It's one of a few reasons. Macs have worse thermal characteristics than they should; part of that is Apple's fault for making such thin computers with poor ventilation, but part of that is Intel's fault for making such shitty hot chips. Of course there are other matters that can't be laid on Intel, like the keyboard fiasco, but that's beyond the point I think.
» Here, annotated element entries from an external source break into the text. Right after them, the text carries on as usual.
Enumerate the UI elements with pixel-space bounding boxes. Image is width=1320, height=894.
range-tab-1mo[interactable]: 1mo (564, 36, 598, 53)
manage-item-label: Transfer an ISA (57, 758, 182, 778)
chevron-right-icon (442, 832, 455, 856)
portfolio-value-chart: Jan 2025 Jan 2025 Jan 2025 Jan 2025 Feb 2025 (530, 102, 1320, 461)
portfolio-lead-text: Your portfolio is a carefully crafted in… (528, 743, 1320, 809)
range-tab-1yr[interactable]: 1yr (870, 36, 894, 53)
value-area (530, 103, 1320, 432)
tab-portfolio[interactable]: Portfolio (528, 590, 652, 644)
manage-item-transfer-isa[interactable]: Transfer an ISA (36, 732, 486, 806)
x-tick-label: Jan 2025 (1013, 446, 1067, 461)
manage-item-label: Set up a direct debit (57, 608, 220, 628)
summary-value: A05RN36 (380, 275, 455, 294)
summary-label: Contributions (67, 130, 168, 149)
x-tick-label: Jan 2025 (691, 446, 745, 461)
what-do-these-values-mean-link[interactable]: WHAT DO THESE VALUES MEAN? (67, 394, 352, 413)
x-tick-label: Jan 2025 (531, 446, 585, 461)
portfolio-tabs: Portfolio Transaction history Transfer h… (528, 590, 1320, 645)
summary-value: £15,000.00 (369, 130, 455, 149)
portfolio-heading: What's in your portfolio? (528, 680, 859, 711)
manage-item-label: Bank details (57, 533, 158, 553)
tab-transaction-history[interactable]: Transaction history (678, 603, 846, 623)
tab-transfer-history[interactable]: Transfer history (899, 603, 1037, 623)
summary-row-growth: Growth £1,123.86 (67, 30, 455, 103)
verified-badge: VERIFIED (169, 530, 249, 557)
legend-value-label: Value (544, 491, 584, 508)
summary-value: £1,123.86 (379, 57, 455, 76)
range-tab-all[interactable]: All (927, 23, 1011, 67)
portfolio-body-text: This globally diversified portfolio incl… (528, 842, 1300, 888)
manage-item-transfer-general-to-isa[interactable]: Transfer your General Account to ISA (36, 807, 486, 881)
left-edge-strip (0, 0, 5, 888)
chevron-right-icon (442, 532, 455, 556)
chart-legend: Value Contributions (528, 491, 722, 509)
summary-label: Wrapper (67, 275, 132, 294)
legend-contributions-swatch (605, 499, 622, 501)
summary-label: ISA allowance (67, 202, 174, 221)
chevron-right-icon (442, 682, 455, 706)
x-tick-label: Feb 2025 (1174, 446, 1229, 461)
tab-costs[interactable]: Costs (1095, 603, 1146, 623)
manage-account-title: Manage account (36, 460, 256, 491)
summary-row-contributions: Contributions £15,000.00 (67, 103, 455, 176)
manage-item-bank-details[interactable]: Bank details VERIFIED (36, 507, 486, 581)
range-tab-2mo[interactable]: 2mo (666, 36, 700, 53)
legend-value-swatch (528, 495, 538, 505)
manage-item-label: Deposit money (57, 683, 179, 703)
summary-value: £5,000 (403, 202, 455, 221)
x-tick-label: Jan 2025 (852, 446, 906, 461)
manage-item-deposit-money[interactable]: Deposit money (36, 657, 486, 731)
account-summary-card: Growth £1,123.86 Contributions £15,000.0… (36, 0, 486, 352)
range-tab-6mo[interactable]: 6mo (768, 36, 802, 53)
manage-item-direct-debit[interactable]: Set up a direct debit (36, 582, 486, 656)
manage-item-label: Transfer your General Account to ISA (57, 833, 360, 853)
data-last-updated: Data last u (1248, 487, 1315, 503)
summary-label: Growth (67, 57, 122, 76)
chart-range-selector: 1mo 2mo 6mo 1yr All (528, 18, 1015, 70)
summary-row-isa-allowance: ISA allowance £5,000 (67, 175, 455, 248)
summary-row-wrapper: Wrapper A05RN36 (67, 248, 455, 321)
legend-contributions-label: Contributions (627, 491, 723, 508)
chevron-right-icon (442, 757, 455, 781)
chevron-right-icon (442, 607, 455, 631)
The display cables fraying "Flexgate"[1], the numerous battery recalls[2][3], that the iPhone and the MBP, as shipped, could not be connected to each other (the MBP came with USB-C to USB-C; the iPhone with USB-A to Lightning; the magic trackpads also suffered this)[4], the kernel panics with USB-C until they finally got patched, that the flagship monitor (admittedly an LG device, but advertised on Apple's website at the time) had issues with … Wi-Fi (just being near it, from improper shielding), that same display also had huge issues with disconnecting peripherals (you would connect to the display and get picture/power, but no peripherals), the crappy noisey RSI-inducing redesign of the already poor keyboard (admittedly subjective except for the objective pain in my wrist, but, e.g., [5]¹), the poor design of the device s.t. any breakage in a component results in the complete waste of the remaining good hardware as nothing is independently replaceable/servicable, routinely receiving a score of 1 out of 10 by iFixit, Apple fighting right to repair[6], … oh, and the keyboards breaking the entire laptop from a single grain of sand, the terrible suspend/resume times, … and I haven't upgraded to Catalina yet. I hear that's gone so well for so many.
Yeah, Intel's chips are not the biggest fish in the Apple fish fry.
I'm not even an Apple customer, I'm just forced to use them by my employer. (And it feels like most employers nowadays.)